In a GlassFish and Java EE roadmap update yesterday, it was revealed that going forward there would be no more commercial major releases of the popular Oracle GlassFish Server. 
Oracle is ushering those looking for an alternative towards the WebLogic Server - however, it insists that GlassFish is in no way dead.
In terms of practicality, having two commercial servers in one company never made sense. Ultimately one was going to have to go, and unfortunately for GlassFish’s community, their product bit the dust.
For now, the plan is for GlassFish Server to continue to underpin Java EE reference implementations in future releases - however, it remains to be seen how the server will thrive now that it’s been cast out of the Oracle commercial fold.
The community around GlassFish certainly isn’t convinced. Java EE specialist Markus Eisele lamented in his blog that “GlassFish Server as we know it today is deprecated from a full blown product to a toy product”. He added that, with the lack of commercial support, overall quality and reliability was bound to suffer. Not to mention the fact that development will hugely slow, and users can expect far less frequent updates from now on.

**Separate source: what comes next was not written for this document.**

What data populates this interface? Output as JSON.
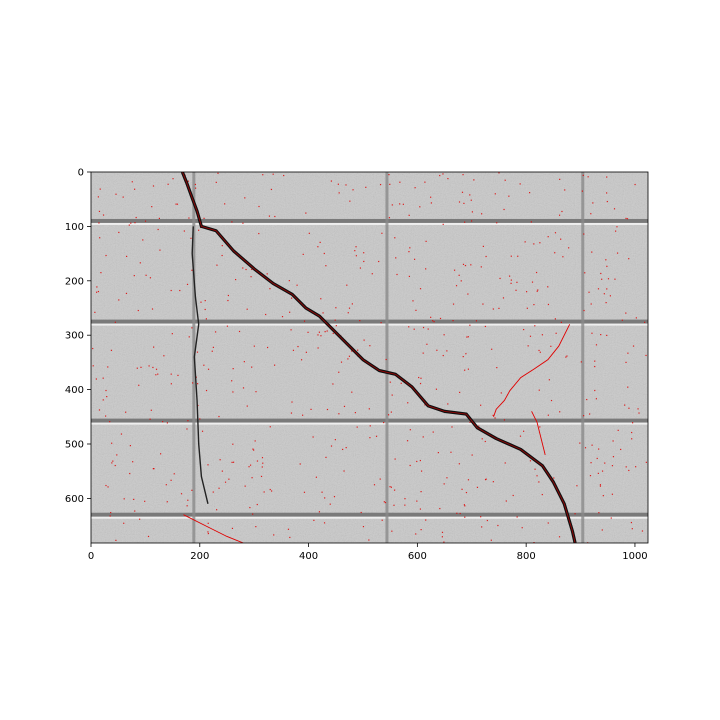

There had been rumblings that something was afoot in Larry Ellison's empire. Two weeks ago, loyal Java EE and GlassFish evangelist Arun Gupta made an abrupt departure for software open sourcers Red Hat.
Whilst he couldn’t tell JAXenter whether he was aware that this move was coming, Gupta made it very clear that, with no commercial backing, GlassFish is simply not the viable option for Java EE that it once was.
He told  us that “now that Oracle is not planning any commercial support, WildFly definitely emerges as the leader in this space. So while all the rapid innovation will continue in WildFly, developers / customers can be assured that their deployments will be commercial supported with JBoss EAP”.
In recent years, Red Hat has set a bit of a precedent for picking up the slack when the Java stewards have left their dependents high and dry. This spring, the trilby crew stepped up with OpenJDK 6 when Oracle dusted its hands of Java 6, and with Arun and his huge band of followers, it seems likely that it’ll be gaining a host of new WildFly adherents in the months to come.